2009, par René Barbier
Le récit des quatre évangiles se déroule selon une structure close déterminée et déterminante depuis toujours. Aucune liberté dans cette histoire mystique. Tout est prévu d’avance depuis la prophétie biblique. Les personnages sont emportés dans le tourbillon des faits comme de la limaille de fer aimantée dont la configuration n’a aucun jeu possible.
Le Christ lui-même n’a aucune possibilité de déjouer la structuration annoncée de son sacrifice. Certes, à un moment de fragilité proprement humaine et en fonction de sa clairvoyance qui lui donne à voir d’emblée la fin tragique de son histoire, il esquisse une demande d’écart. Devra-t-il boire jusqu’à la lie le calice de souffrance étouffante qui l’emportera ? Nulle réponse. De même, à l’ultime instant sur la croix, son cri vers un éventuel abandon de Dieu. Aucun écho mais le voile du temple se déchire.
Le Christ devait être sacrifié et tous les acteurs autour de Lui étaient là pour accomplir cet événement. Il devait mourir pour sa résurrection et son élévation qui seront celles des Chrétiens.
Chacun est pris au piège de la violence structurale du code évangélique. Pierre, malgré sa promesse, renie trois fois le Christ, comme on le lui avait prédit. Judas donnera le baiser du traître. Il le savait d’avance comme Jésus. Il ira se tuer après son forfait car les 30 derniers ne sont pas du tout l’enjeu de sa trahison. Les Gnostiques proposent une autre version de l’histoire de Judas à travers l’évangile qui porte son nom.
Contrairement aux autres apôtres, Judas est le seul à posséder la connaissance ésotérique supérieure issue du règne des éons et de la divinité du Christ. « Mon royaume n’est pas de ce monde » signifie que le monde d’ici-bas où se joue le jeu de la vie et de la mort, est celui créé par un sous-dieu. Un monde illusoire et sans valeur. Les Grands Connaisseurs que sont Jésus et Judas font partie de la vraie divinité. Judas est l’apôtre qui va délivrer le Christ de son enveloppe charnelle afin qu’il puisse regagner son vrai lieu. Jésus a reconnu en Judas un véritable initié qui doit faire ce qu’il a à faire sans pouvoir déroger en rien à ce qui est prévu. Judas ne supportera pas tout le poids de la structure sur ses épaules. Son suicide est peut-être le seul acte libre du récit évangélique.

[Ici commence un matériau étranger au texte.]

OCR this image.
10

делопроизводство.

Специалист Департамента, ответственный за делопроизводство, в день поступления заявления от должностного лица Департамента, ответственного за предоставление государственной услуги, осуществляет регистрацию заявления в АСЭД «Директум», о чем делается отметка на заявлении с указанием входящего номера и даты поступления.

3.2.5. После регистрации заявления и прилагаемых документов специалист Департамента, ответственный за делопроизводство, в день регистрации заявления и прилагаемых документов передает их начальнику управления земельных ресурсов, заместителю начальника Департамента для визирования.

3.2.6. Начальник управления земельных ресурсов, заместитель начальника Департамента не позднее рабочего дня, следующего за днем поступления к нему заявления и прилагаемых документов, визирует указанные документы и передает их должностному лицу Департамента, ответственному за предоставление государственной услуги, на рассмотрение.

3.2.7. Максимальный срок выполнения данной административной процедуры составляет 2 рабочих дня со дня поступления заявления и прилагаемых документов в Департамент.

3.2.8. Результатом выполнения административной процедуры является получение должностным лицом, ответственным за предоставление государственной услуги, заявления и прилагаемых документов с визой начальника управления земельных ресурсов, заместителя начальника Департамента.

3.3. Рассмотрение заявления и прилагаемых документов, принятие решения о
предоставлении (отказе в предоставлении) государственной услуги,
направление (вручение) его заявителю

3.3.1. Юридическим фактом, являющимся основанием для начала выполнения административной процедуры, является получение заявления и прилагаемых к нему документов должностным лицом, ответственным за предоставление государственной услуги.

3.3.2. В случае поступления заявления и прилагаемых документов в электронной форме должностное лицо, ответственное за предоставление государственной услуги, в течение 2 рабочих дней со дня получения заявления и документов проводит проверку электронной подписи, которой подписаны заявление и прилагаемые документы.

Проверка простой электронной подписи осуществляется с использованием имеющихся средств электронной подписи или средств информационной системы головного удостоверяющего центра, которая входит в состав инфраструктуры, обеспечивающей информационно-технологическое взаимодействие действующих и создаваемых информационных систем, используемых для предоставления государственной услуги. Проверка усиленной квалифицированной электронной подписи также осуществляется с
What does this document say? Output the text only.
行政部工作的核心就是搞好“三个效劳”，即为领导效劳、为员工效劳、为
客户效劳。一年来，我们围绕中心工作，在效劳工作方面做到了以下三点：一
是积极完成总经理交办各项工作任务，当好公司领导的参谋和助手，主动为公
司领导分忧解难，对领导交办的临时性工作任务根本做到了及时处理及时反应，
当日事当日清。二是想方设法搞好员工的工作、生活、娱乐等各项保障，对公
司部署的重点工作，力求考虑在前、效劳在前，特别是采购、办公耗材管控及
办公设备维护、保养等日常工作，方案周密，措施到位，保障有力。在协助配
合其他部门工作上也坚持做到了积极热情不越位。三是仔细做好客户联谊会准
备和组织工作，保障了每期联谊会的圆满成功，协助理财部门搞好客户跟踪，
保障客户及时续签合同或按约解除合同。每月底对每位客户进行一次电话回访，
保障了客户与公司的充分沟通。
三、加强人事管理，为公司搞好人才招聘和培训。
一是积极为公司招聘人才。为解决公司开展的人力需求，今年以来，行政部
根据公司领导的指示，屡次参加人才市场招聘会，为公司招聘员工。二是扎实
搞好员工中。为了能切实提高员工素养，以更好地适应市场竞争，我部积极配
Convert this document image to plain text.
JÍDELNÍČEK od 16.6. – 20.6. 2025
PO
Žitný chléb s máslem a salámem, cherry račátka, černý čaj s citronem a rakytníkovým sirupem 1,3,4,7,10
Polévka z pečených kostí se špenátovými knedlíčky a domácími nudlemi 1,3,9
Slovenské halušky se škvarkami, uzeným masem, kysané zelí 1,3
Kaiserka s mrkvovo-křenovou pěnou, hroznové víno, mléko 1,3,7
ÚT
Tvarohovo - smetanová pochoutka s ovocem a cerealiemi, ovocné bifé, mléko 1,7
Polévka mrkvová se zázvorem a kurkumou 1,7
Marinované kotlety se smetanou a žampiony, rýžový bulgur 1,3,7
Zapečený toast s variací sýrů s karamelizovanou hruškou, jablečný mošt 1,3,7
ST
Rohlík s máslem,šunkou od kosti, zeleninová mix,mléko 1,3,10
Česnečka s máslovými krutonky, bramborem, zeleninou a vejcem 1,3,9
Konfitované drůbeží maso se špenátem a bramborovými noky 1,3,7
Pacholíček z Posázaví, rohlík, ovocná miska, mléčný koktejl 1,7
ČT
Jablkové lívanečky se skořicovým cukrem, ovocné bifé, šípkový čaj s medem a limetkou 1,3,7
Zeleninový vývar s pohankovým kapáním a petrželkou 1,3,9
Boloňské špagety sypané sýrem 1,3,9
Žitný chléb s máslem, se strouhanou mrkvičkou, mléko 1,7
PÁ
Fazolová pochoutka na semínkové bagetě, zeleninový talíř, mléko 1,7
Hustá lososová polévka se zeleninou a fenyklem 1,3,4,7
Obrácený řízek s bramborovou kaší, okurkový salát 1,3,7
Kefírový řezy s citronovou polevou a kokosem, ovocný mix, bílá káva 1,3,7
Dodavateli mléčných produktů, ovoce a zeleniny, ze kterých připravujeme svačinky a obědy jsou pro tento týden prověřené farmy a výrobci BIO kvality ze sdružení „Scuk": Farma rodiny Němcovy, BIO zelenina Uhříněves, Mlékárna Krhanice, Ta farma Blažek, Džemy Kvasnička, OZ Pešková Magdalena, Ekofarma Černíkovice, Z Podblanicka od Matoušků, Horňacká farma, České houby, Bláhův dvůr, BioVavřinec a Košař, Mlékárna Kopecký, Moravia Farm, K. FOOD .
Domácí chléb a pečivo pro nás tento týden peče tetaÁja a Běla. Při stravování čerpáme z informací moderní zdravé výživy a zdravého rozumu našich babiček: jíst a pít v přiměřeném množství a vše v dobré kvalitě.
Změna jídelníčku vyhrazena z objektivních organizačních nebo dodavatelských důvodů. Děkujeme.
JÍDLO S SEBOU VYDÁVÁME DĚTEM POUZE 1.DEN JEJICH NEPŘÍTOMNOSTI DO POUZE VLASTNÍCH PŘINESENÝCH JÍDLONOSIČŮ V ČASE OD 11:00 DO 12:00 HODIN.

Toutes les autres personnes sont des complices, des pions sur un échiquier où les jeux sont déjà faits. Il s’agit bien d’un fatum inexorable mais dont la fin est aussi la reconnaissance, après l’apocalypse, de l’avènement de la parousie de tous les baptisés qui seront sauvés par le sacrifice du Christ.
La structure rigide des évangiles confirme la nature sotériologique du christianisme qui tranche d’une manière radicale sur les précédentes doctrines du salut. Il ne s’agit plus de penser en termes de cosmos harmonieux et de Logos le représentant comme chez les Grecs stoïciens mais en termes d’incarnation du Verbe qui inaugure un acte de foi au-delà de toute raison et implique une construction imaginaire à nulle autre pareille. C’est à un saut qualitatif dans l’inconnu qu’instaure la pensée évangélique.